Une fois l’omelette prête, je me rends compte que ce n’est pas assez. Je regarde sur Uber Eats et commande chez un traiteur de la ville une salade de gambas au curry, du saumon fumé, des blinis, de la crème et une bouteille de cidre. Je rajoute un petit mot : « livraison pour les Wicked Moon de Chicago. Rapidité et discrétion seront particulièrement appréciées. Ne sonnez pas et bipez-moi à ce numéro. »
La commande arrive moins de 45 minutes plus tard. Le livreur est terrorisé, mais retrouve le sourire lorsque je lui donne un sachet de baume de sorcière en guise de paiment pour sa diligence et son silence. J’ai juste le temps de tout mettre sur la table, avant que Jolene ne sorte du bain.
La tête qu’elle fait en voyant toutes ces denrées sur la table valait la dépense, plutôt élevée dans ce trou paumé.
— Mais comment… tu as préparé tout ça ? Est-ce que c’est la magie ? demande-t-elle, visiblement éberluée.

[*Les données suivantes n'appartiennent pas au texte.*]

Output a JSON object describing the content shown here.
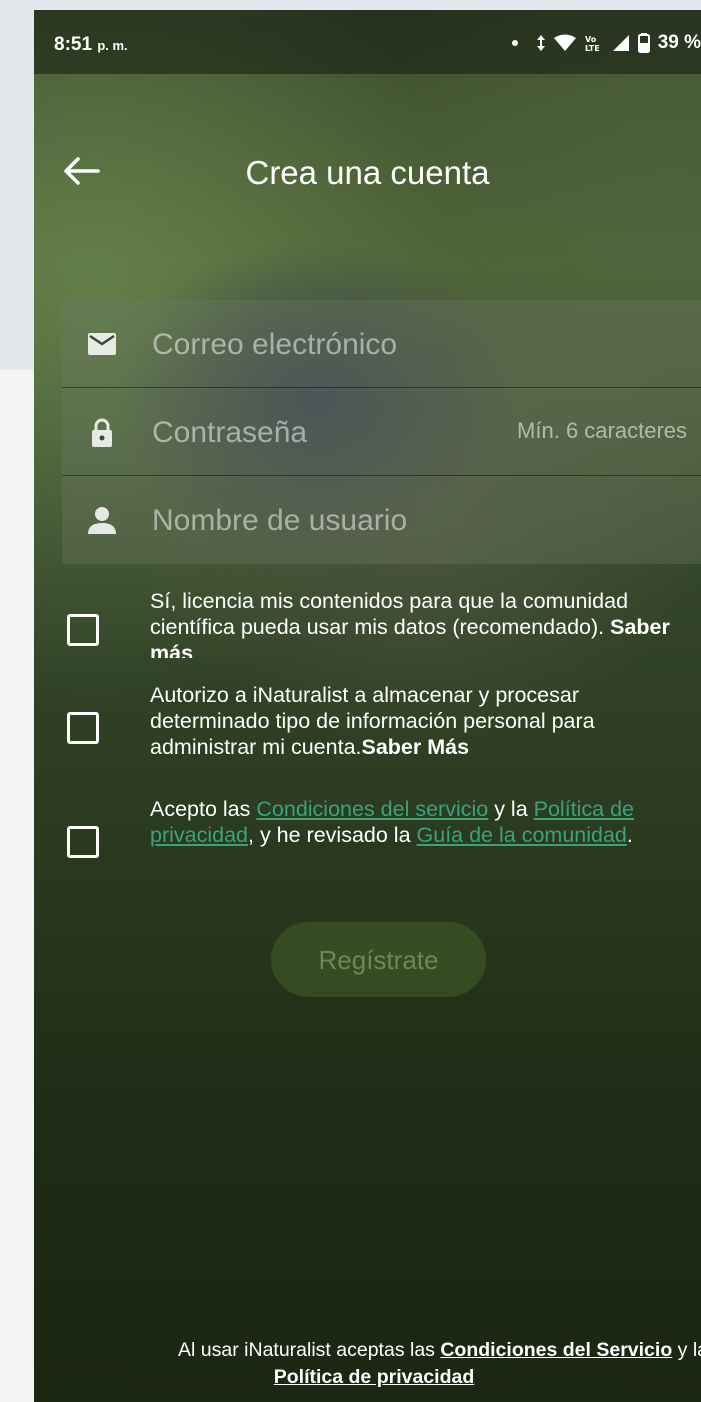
{
  "status_bar": {
    "time": "8:51",
    "period": "p. m.",
    "battery": "39 %",
    "icons": [
      "notification-dot-icon",
      "data-arrows-icon",
      "wifi-icon",
      "volte-icon",
      "signal-icon",
      "battery-icon"
    ]
  },
  "header": {
    "title": "Crea una cuenta",
    "back_icon": "back-arrow-icon"
  },
  "form": {
    "email_placeholder": "Correo electrónico",
    "password_placeholder": "Contraseña",
    "password_hint": "Mín. 6 caracteres",
    "username_placeholder": "Nombre de usuario"
  },
  "consents": {
    "license": {
      "text": "Sí, licencia mis contenidos para que la comunidad científica pueda usar mis datos (recomendado).",
      "learn_more": "Saber más",
      "checked": false
    },
    "personal_info": {
      "text": "Autorizo a iNaturalist a almacenar y procesar determinado tipo de información personal para administrar mi cuenta.",
      "learn_more": "Saber Más",
      "checked": false
    },
    "terms": {
      "prefix": "Acepto las ",
      "terms_link": "Condiciones del servicio",
      "middle": " y la ",
      "privacy_link": "Política de privacidad",
      "middle2": ", y he revisado la ",
      "guidelines_link": "Guía de la comunidad",
      "suffix": ".",
      "checked": false
    }
  },
  "register_button": "Regístrate",
  "footer": {
    "prefix": "Al usar iNaturalist aceptas las ",
    "terms_link": "Condiciones del Servicio",
    "middle": " y la",
    "privacy_link": "Política de privacidad"
  },
  "colors": {
    "link": "#3aa37d",
    "background_dark": "#2a3a1f",
    "button_disabled": "#465f28"
  }
}
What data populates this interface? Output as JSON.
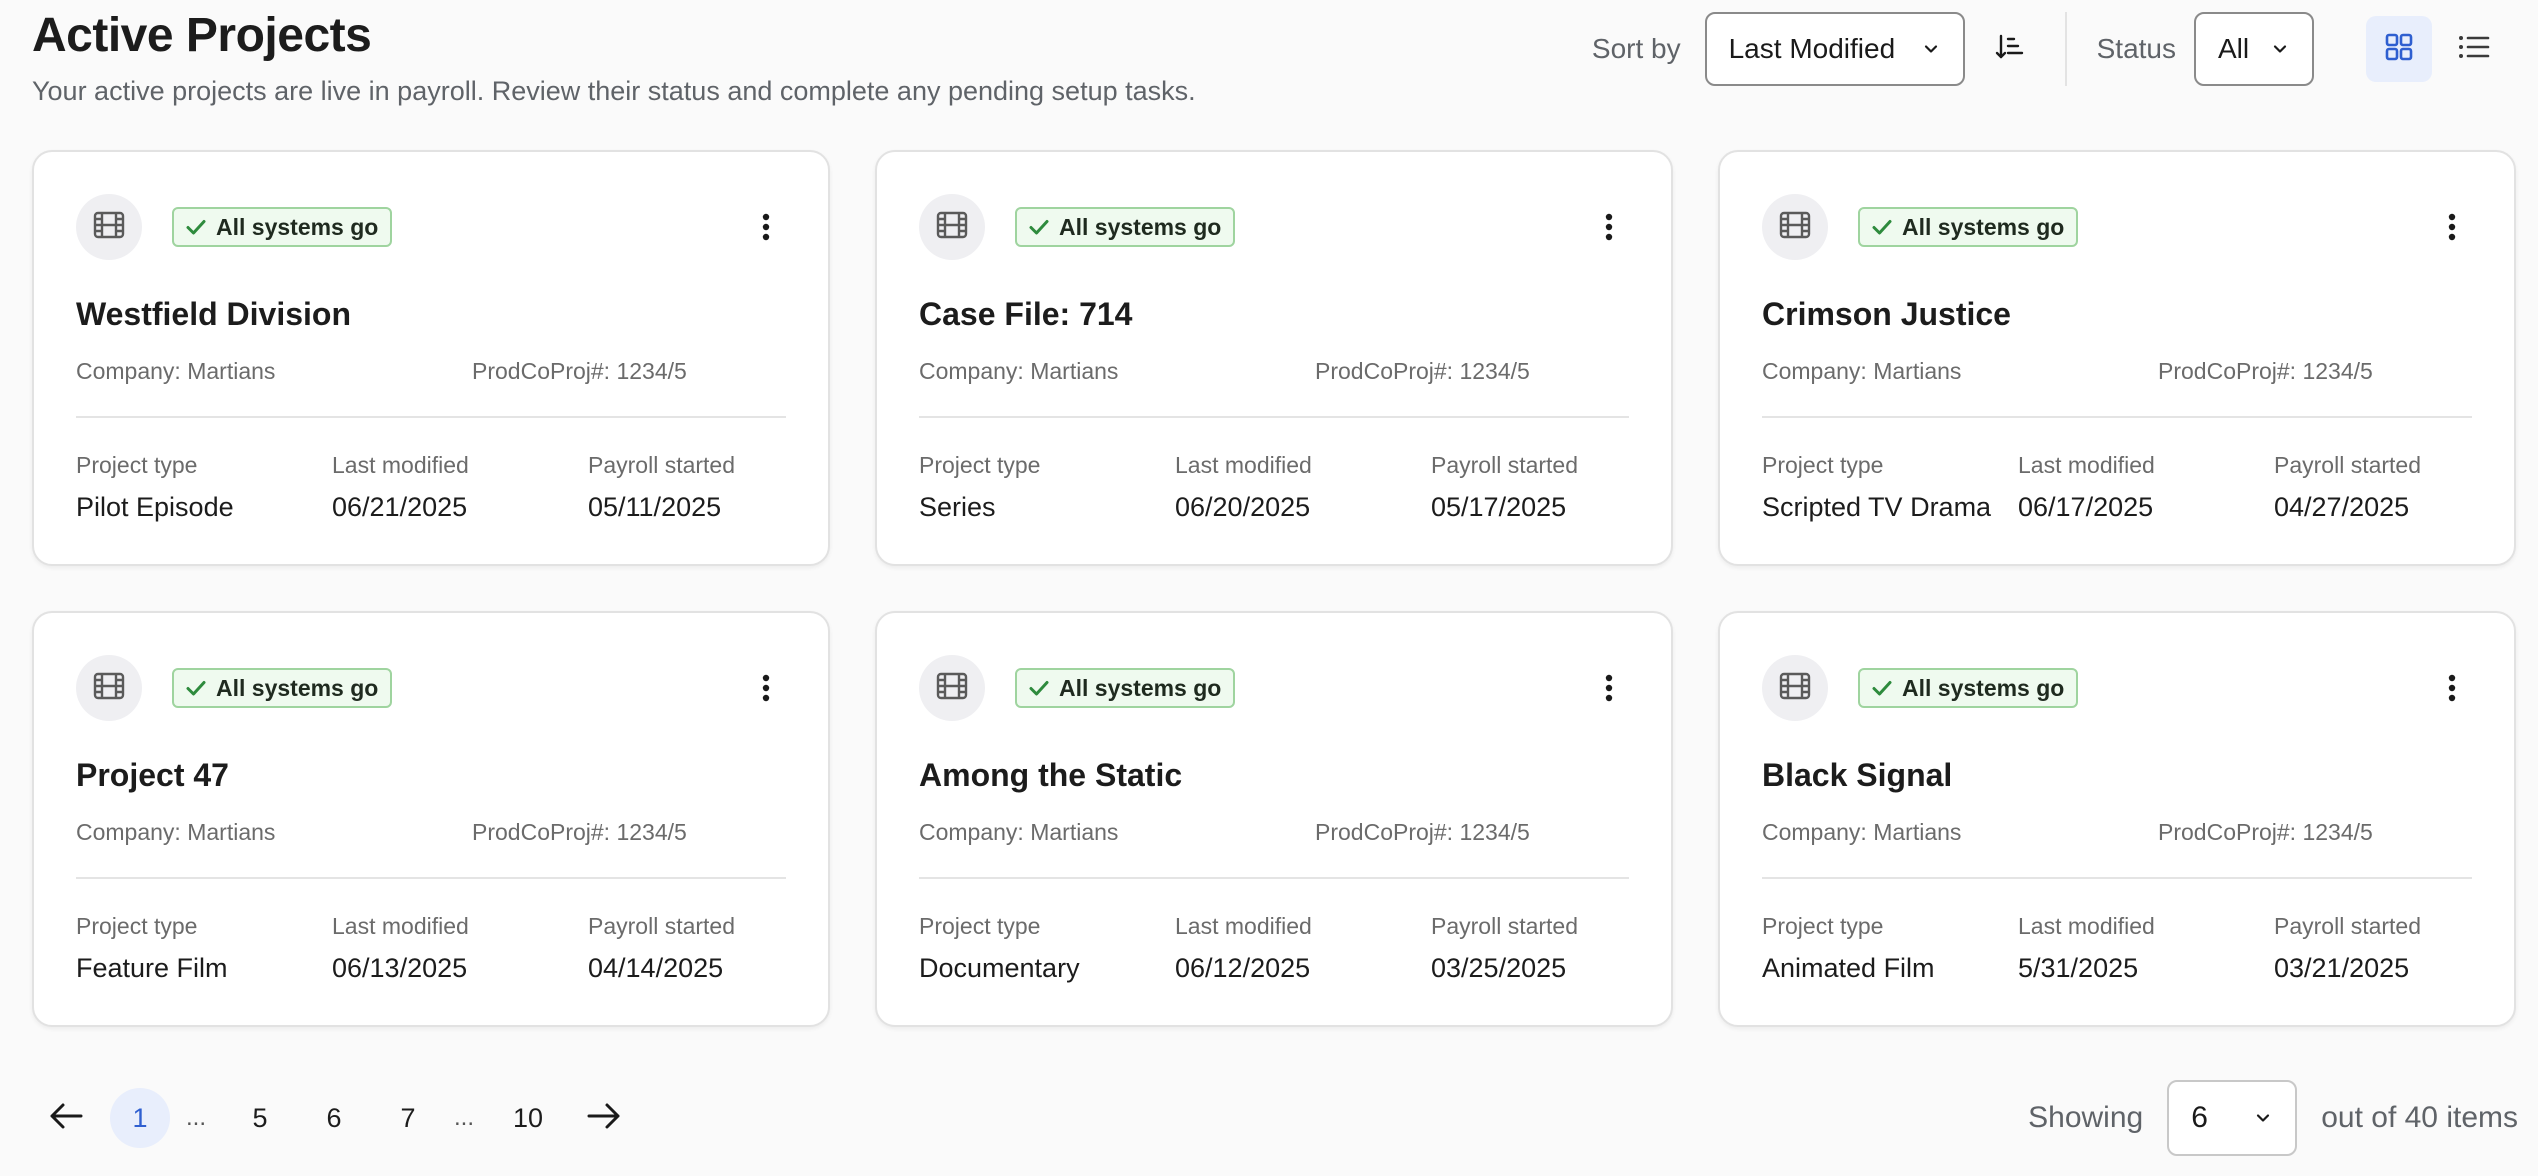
{
  "header": {
    "title": "Active Projects",
    "subtitle": "Your active projects are live in payroll. Review their status and complete any pending setup tasks."
  },
  "controls": {
    "sort_label": "Sort by",
    "sort_value": "Last Modified",
    "status_label": "Status",
    "status_value": "All",
    "active_view": "grid"
  },
  "labels": {
    "project_type": "Project type",
    "last_modified": "Last modified",
    "payroll_started": "Payroll started"
  },
  "projects": [
    {
      "title": "Westfield Division",
      "status": "All systems go",
      "company": "Company: Martians",
      "prodco": "ProdCoProj#: 1234/5",
      "type": "Pilot Episode",
      "last_modified": "06/21/2025",
      "payroll_started": "05/11/2025"
    },
    {
      "title": "Case File: 714",
      "status": "All systems go",
      "company": "Company: Martians",
      "prodco": "ProdCoProj#: 1234/5",
      "type": "Series",
      "last_modified": "06/20/2025",
      "payroll_started": "05/17/2025"
    },
    {
      "title": "Crimson Justice",
      "status": "All systems go",
      "company": "Company: Martians",
      "prodco": "ProdCoProj#: 1234/5",
      "type": "Scripted TV Drama",
      "last_modified": "06/17/2025",
      "payroll_started": "04/27/2025"
    },
    {
      "title": "Project 47",
      "status": "All systems go",
      "company": "Company: Martians",
      "prodco": "ProdCoProj#: 1234/5",
      "type": "Feature Film",
      "last_modified": "06/13/2025",
      "payroll_started": "04/14/2025"
    },
    {
      "title": "Among the Static",
      "status": "All systems go",
      "company": "Company: Martians",
      "prodco": "ProdCoProj#: 1234/5",
      "type": "Documentary",
      "last_modified": "06/12/2025",
      "payroll_started": "03/25/2025"
    },
    {
      "title": "Black Signal",
      "status": "All systems go",
      "company": "Company: Martians",
      "prodco": "ProdCoProj#: 1234/5",
      "type": "Animated Film",
      "last_modified": "5/31/2025",
      "payroll_started": "03/21/2025"
    }
  ],
  "pagination": {
    "pages": [
      "1",
      "5",
      "6",
      "7",
      "10"
    ],
    "ellipsis": "...",
    "current": "1"
  },
  "footer": {
    "showing_label": "Showing",
    "page_size": "6",
    "total_text": "out of 40 items"
  },
  "colors": {
    "accent": "#2f5fd0",
    "badge_border": "#9fd49f",
    "badge_check": "#2e8b3d"
  },
  "icons": {
    "project": "film-icon",
    "status_ok": "check-icon",
    "menu": "kebab-menu-icon",
    "sort_direction": "sort-descending-icon",
    "grid_view": "grid-view-icon",
    "list_view": "list-view-icon",
    "prev": "arrow-left-icon",
    "next": "arrow-right-icon",
    "dropdown": "chevron-down-icon"
  }
}
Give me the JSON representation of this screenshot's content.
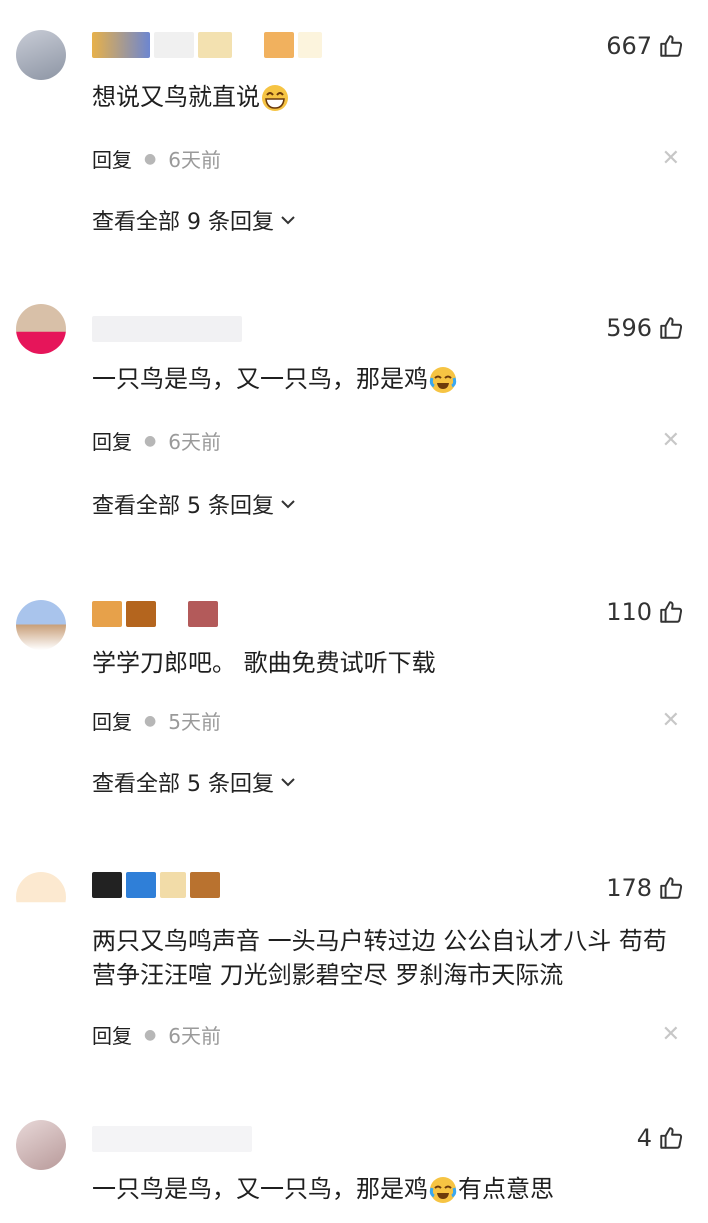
{
  "comments": [
    {
      "likes": "667",
      "text": "想说又鸟就直说",
      "emoji": "grin-emoji",
      "reply": "回复",
      "time": "6天前",
      "view": "查看全部 9 条回复"
    },
    {
      "likes": "596",
      "text": "一只鸟是鸟，又一只鸟，那是鸡",
      "emoji": "crying-laugh-emoji",
      "reply": "回复",
      "time": "6天前",
      "view": "查看全部 5 条回复"
    },
    {
      "likes": "110",
      "text": "学学刀郎吧。 歌曲免费试听下载",
      "reply": "回复",
      "time": "5天前",
      "view": "查看全部 5 条回复"
    },
    {
      "likes": "178",
      "text": "两只又鸟鸣声音 一头马户转过边 公公自认才八斗 苟苟营争汪汪喧 刀光剑影碧空尽 罗刹海市天际流",
      "reply": "回复",
      "time": "6天前"
    },
    {
      "likes": "4",
      "text": "一只鸟是鸟，又一只鸟，那是鸡",
      "text_suffix": "有点意思",
      "emoji": "crying-laugh-emoji"
    }
  ],
  "icons": {
    "like": "thumbs-up-icon",
    "close": "close-icon",
    "chevron": "chevron-down-icon"
  },
  "colors": {
    "text": "#1f1f1f",
    "muted": "#9a9a9a"
  }
}
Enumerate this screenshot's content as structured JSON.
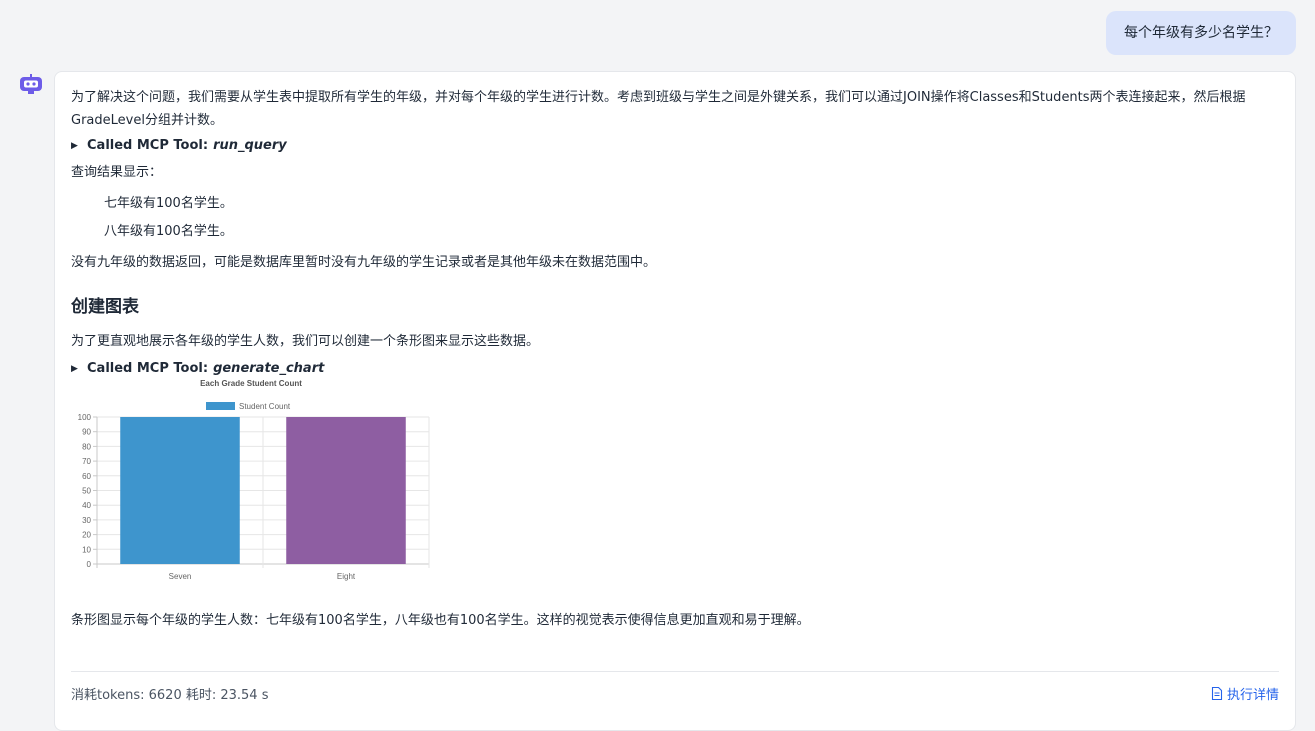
{
  "user_message": "每个年级有多少名学生？",
  "answer": {
    "intro": "为了解决这个问题，我们需要从学生表中提取所有学生的年级，并对每个年级的学生进行计数。考虑到班级与学生之间是外键关系，我们可以通过JOIN操作将Classes和Students两个表连接起来，然后根据GradeLevel分组并计数。",
    "tool1_prefix": "Called MCP Tool:",
    "tool1_name": "run_query",
    "result_heading": "查询结果显示：",
    "results": [
      "七年级有100名学生。",
      "八年级有100名学生。"
    ],
    "note": "没有九年级的数据返回，可能是数据库里暂时没有九年级的学生记录或者是其他年级未在数据范围中。",
    "section_title": "创建图表",
    "chart_intro": "为了更直观地展示各年级的学生人数，我们可以创建一个条形图来显示这些数据。",
    "tool2_prefix": "Called MCP Tool:",
    "tool2_name": "generate_chart",
    "summary": "条形图显示每个年级的学生人数：七年级有100名学生，八年级也有100名学生。这样的视觉表示使得信息更加直观和易于理解。"
  },
  "footer": {
    "stats": "消耗tokens: 6620  耗时: 23.54 s",
    "details_link": "执行详情"
  },
  "chart_data": {
    "type": "bar",
    "title": "Each Grade Student Count",
    "categories": [
      "Seven",
      "Eight"
    ],
    "series": [
      {
        "name": "Student Count",
        "values": [
          100,
          100
        ]
      }
    ],
    "bar_colors": [
      "#3e95cd",
      "#8e5ea2"
    ],
    "ylim": [
      0,
      100
    ],
    "yticks": [
      0,
      10,
      20,
      30,
      40,
      50,
      60,
      70,
      80,
      90,
      100
    ],
    "grid": true,
    "legend": "top"
  },
  "colors": {
    "accent": "#2563eb",
    "user_bubble": "#dbe4fb",
    "bot_icon": "#6d5ce8"
  }
}
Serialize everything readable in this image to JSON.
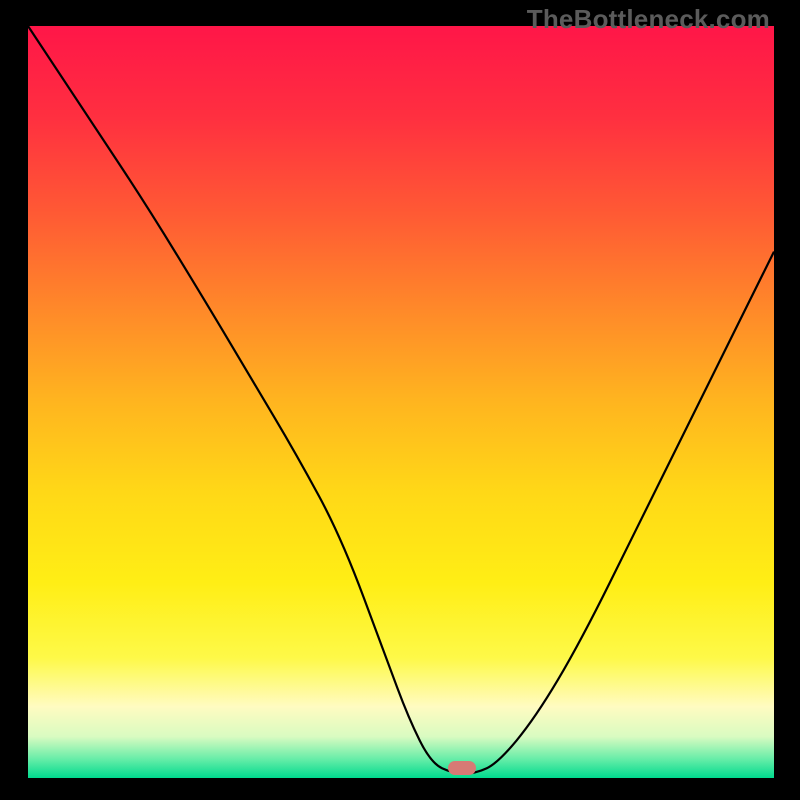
{
  "watermark": "TheBottleneck.com",
  "gradient_stops": [
    {
      "offset": 0.0,
      "color": "#ff1648"
    },
    {
      "offset": 0.12,
      "color": "#ff2f40"
    },
    {
      "offset": 0.25,
      "color": "#ff5a34"
    },
    {
      "offset": 0.38,
      "color": "#ff8a29"
    },
    {
      "offset": 0.5,
      "color": "#ffb51f"
    },
    {
      "offset": 0.62,
      "color": "#ffd817"
    },
    {
      "offset": 0.74,
      "color": "#ffee15"
    },
    {
      "offset": 0.84,
      "color": "#fef948"
    },
    {
      "offset": 0.905,
      "color": "#fffbc1"
    },
    {
      "offset": 0.945,
      "color": "#d9fbc1"
    },
    {
      "offset": 0.975,
      "color": "#66eda8"
    },
    {
      "offset": 1.0,
      "color": "#00da8e"
    }
  ],
  "marker": {
    "color": "#d77a75",
    "x_pct": 58.2,
    "y_pct": 98.7
  },
  "chart_data": {
    "type": "line",
    "title": "",
    "xlabel": "",
    "ylabel": "",
    "xlim": [
      0,
      100
    ],
    "ylim": [
      0,
      100
    ],
    "series": [
      {
        "name": "bottleneck-curve",
        "x": [
          0,
          8,
          16,
          24,
          30,
          36,
          42,
          48,
          51,
          54,
          57,
          60,
          63,
          68,
          74,
          82,
          90,
          100
        ],
        "y": [
          100,
          88,
          76,
          63,
          53,
          43,
          32,
          16,
          8,
          2,
          0.6,
          0.6,
          2,
          8,
          18,
          34,
          50,
          70
        ]
      }
    ],
    "annotations": [
      {
        "type": "marker",
        "x": 58,
        "y": 0.8,
        "label": "optimal-point"
      }
    ]
  }
}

— J’aimerais te dire oui, mais j’ai juste commandé sur Uber Eats. J’espère que tu aimes les produits de la mer. Je te sers un verre ?
Jolene se laisse faire en silence. Elle porte un énorme sweat-shirt en pilou violet, et un pantalon large dans la même matière, avec des chaussettes rayées couleur pastel. Je la trouve craquante. Elle surprend mon regard, et moi, ses pensées.
« Il me trouve affreuse. »
— Tu sais que tu es la première femme que je vois dans ce genre de tenue, en-dehors de ma mère et de ma grand-mère ? dis-je pour la rassurer.
Je ne te trouve pas « affreuse ». Loin de là.
Elle rougit violemment. Ça aussi, je trouve ça craquant.
— Désolée… comme tu m’as dit de me mettre à l’aise…
— Tu as bien raison. C’est chez toi, après tout. Et cette tenue te va très bien.
Jolene relève les yeux vers moi.
— J’imagine que tu ne fréquentes que des filles très sexy, dit-elle en replaçant l’une de ses mèches multicolores derrière sa petite oreille ronde. Ça doit te faire bizarre.
Aucune aussi sexy que toi, en fait.
Je réalise que je le pense vraiment. Ce n’est pas juste un message que je lui envoie pour la mettre à l’aise. Force est de constater que j’ai rarement été aussi excité que par cette fille en pyjama rose pilou. C’est sûrement l’effet des brumes, multipliées par celui de Yule.
— Qu’est-ce que tu veux dire par « sexy » ? m’enquis-je après m’être raclé la gorge. C’est une notion subjective.
Jolene continue de me fixer dans les yeux. Si elle persiste à me provoquer comme ça, je vais vraiment finir par perdre mes moyens.
— Des femmes grandes et minces, avec de longs cheveux lisses et une silhouette classieuse. Des elfes, murmure-t-elle.
— Mes compagnes sont des elfes, c’est vrai, réponds-je en lui servant un verre.
Détends-toi, et arrête de te rabaisser. Tu es magnifique, et tu me fais un effet dingue.
Lorsque je lui tends son verre, Jolene relève un regard vers moi. Une image d’elle en train de me regarder comme ça s’impose à mon cerveau… dans un tout autre type de situation.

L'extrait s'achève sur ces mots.